Dedi Mulyadi memanggil semua pihak terkait dalam kasus tersebut dan berakhir pada kesepakatan untuk menyelesaikan masalah tersebut secara kekeluargaan. Di kesempatan tersebut, ia mengatakan bahwa tindakan kekerasan tidak bisa dibenarkan dalam proses pendidikan. Disiplin harus ditegakkan dengan tegas tapi tetap mendidik. “Guru jangan takut menegakkan disiplin, tapi jangan juga menggunakan kekerasan,” kata dia.
Pada pertemuan tersebut, Dedi Mulyadi meminta orang tua ZR untuk membuat perjanjian kesanggupan mendidik anaknya dengan baik. Jika dikemudian hari siswa ditemukan kembali melanggar disiplin aturan, orang tua bersedia anaknya menjalani pembinaan karakter di barak militer.

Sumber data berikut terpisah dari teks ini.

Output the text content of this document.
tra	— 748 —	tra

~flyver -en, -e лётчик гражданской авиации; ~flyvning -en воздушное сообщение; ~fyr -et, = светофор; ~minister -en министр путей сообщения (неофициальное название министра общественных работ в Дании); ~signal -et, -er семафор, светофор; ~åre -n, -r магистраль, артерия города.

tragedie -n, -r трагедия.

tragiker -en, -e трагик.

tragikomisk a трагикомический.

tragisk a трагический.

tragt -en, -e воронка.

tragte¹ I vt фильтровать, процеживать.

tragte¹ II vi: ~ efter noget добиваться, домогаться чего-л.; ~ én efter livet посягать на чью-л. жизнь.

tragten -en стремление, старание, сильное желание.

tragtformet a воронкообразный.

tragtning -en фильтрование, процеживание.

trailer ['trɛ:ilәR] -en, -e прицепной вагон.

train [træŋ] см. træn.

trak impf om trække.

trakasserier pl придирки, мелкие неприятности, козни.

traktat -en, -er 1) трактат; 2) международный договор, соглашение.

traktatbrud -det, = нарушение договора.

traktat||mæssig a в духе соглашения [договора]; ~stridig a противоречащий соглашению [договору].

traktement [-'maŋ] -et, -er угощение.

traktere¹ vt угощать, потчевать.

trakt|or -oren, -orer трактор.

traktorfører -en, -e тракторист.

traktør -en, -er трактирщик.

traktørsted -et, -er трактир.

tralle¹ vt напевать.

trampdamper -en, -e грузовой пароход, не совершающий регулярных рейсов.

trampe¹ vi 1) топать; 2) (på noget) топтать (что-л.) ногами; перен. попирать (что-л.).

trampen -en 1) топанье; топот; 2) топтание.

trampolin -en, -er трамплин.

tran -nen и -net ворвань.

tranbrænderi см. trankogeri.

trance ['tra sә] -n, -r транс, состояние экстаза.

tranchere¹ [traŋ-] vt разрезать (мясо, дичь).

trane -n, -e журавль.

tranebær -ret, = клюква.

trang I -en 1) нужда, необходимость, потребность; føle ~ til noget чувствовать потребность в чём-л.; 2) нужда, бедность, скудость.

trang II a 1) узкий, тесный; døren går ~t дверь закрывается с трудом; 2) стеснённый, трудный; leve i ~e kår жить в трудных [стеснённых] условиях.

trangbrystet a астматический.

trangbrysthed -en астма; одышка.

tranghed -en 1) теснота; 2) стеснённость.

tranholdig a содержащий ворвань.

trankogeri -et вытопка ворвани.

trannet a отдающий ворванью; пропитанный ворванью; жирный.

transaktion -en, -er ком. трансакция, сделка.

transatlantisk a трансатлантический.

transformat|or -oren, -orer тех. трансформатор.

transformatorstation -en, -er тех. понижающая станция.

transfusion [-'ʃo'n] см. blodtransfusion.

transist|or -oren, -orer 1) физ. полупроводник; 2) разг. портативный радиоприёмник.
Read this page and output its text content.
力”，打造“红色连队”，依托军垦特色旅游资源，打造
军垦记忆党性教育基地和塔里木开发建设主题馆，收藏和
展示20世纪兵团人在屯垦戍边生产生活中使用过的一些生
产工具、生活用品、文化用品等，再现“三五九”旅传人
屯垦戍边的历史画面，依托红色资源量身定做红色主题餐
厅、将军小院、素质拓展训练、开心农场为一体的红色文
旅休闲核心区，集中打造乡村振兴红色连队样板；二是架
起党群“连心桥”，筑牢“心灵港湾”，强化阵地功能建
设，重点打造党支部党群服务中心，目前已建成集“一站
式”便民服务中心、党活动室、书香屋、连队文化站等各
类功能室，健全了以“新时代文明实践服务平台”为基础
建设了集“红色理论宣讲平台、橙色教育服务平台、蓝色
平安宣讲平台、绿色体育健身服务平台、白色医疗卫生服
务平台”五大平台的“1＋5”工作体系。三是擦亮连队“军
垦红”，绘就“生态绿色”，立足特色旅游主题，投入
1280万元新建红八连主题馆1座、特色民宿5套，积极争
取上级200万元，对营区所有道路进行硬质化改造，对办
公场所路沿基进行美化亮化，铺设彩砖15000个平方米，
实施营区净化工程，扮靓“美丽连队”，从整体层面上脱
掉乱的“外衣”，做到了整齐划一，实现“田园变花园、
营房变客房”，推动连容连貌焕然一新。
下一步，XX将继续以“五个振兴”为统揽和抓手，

Sebelumnya, Dedi Mulyadi menjanjikan akan melindungi guru selama tujuannya untuk mendidik dan bukan mencelakai siswa dan menjanjikan akan menyediakan pengacara jika diperlukan. “Saya pasti akan melindungi kepala sekolah dan guru selama tidak ada perilaku yang mencelakai siswa, dan tujuannya untuk mendidik. Kebenaran harus dimajukan. Kami juga telah menyiapkan pengacara melalui program bantuan hukum,” kata dia dalam siaran pers Humas Jabar, Rabu, 29 November 2025.